Site Technologies
The project to develop this site set out deliberately to be "low tech". The hard work has gone into the site design and architecture. As such, the site is actually put together using a minimum of tools and specifications.Page creation uses the W3C XHTML specification: this ensures that it is both cleanly written HTML, and is future-compatible, and accessible to different user agents, including for the visually impaired.
Style sheets associated with the pages, use a limited subset of the W3C CCS Level 1 specification.
In applying the unique identifier scheme that I use, I rely on a couple of server-side configurations. Links point to, for example "/uid/0001". This is actually a directory rather than a filename, and is captured in two ways by the server.
Firstly, it attempts to provide language content negotiation: as some "objects" are available in different languages, the server will firstly attempt to match the language settings in the user's browser. If there is a match, the html page of that language will be sent to the user.

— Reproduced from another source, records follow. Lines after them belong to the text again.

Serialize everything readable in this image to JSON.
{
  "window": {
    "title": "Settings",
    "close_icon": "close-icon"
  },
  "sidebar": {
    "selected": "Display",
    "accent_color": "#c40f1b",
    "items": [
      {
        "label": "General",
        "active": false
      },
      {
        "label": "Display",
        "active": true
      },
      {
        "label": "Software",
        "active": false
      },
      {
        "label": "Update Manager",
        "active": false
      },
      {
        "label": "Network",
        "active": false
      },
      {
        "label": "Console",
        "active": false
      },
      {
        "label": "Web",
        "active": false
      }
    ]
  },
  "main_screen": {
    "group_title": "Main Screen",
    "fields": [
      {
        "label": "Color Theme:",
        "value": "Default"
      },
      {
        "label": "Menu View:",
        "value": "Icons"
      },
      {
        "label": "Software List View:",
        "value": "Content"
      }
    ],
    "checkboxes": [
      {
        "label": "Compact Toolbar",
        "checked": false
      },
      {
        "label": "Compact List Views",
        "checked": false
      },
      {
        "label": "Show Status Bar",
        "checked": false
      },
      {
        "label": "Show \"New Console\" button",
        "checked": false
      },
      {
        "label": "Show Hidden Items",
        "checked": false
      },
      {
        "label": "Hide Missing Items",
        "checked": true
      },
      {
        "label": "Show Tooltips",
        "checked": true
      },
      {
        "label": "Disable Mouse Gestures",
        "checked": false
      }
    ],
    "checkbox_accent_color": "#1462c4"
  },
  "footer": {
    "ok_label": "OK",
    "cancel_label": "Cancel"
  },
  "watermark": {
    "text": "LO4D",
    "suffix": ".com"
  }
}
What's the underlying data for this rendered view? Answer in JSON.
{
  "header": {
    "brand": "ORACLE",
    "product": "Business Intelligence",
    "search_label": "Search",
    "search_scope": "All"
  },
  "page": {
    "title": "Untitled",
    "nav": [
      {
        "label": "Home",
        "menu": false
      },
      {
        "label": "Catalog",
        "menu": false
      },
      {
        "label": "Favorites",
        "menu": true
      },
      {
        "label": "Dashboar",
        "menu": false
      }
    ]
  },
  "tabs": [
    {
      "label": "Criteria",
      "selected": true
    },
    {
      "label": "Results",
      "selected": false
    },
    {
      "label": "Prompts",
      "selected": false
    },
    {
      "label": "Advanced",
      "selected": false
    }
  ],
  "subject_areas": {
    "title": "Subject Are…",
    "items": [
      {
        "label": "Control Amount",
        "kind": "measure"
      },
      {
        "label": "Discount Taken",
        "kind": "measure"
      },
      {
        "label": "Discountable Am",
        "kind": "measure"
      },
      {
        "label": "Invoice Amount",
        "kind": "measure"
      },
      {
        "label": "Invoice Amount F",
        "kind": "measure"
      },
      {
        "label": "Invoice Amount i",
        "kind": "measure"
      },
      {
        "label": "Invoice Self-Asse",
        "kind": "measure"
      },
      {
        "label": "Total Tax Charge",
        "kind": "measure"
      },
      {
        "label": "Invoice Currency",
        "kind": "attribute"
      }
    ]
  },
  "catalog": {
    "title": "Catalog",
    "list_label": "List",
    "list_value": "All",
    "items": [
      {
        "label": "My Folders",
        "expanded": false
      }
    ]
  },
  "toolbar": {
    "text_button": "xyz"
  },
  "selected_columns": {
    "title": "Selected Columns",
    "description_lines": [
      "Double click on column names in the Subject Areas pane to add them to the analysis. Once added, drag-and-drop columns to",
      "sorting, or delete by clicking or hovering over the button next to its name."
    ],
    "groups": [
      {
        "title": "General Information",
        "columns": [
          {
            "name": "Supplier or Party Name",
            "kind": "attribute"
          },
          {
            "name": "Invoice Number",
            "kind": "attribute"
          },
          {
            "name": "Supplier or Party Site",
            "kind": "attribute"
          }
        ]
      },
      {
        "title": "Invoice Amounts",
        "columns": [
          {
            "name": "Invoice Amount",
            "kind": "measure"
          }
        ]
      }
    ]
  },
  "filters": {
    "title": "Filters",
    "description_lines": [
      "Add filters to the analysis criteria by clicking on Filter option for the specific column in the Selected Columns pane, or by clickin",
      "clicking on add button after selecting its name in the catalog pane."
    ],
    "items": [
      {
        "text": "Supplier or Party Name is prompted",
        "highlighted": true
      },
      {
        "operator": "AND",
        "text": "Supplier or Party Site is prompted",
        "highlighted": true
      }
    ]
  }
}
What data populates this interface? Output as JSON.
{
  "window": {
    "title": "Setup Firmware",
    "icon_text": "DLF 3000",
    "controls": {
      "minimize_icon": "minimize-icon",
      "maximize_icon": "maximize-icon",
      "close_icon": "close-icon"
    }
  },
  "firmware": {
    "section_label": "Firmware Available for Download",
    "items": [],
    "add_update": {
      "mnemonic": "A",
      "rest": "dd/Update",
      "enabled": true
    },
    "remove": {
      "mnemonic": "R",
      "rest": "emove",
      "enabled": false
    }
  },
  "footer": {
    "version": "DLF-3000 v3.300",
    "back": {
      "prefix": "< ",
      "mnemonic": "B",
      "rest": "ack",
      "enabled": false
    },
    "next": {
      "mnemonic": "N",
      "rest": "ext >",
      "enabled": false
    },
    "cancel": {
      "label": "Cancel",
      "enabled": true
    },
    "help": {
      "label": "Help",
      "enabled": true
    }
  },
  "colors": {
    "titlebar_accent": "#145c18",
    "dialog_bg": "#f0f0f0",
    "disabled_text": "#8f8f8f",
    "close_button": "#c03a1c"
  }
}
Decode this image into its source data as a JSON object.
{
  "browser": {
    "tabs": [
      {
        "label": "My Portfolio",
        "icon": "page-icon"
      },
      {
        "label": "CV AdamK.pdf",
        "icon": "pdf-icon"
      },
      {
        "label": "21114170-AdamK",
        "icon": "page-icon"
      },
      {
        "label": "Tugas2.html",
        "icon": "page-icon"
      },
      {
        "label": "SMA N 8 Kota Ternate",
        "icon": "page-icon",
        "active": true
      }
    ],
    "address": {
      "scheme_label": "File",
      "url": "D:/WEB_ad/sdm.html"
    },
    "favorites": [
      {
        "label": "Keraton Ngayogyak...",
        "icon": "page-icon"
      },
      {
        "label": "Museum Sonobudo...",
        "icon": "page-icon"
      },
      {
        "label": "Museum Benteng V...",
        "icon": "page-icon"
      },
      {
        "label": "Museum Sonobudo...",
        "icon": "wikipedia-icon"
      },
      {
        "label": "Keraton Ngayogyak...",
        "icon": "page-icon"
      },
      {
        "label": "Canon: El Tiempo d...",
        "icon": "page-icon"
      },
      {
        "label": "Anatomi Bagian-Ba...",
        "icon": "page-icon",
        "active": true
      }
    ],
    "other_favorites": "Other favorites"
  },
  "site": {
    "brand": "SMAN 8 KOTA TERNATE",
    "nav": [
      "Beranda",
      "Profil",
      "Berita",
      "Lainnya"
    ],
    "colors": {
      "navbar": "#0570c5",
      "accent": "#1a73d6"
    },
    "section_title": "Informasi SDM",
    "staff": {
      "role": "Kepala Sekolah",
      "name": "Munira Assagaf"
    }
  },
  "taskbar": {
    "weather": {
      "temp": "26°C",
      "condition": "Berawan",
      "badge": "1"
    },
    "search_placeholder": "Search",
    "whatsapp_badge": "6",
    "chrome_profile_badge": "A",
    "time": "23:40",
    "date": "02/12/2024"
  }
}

Secondly, or if no language match is made, the server will load the default index.htm page. This actually contains the extensive metadata for each logical object (as well as "no follow" instructions to any search robot, so that search information is not cluttered with the full contents of each page) and a simple redirect instruction to load the actual content page.
This approach allows me a migration path to more a powerful, dynamically driven system whilst preserving the integrity of my object naming convention.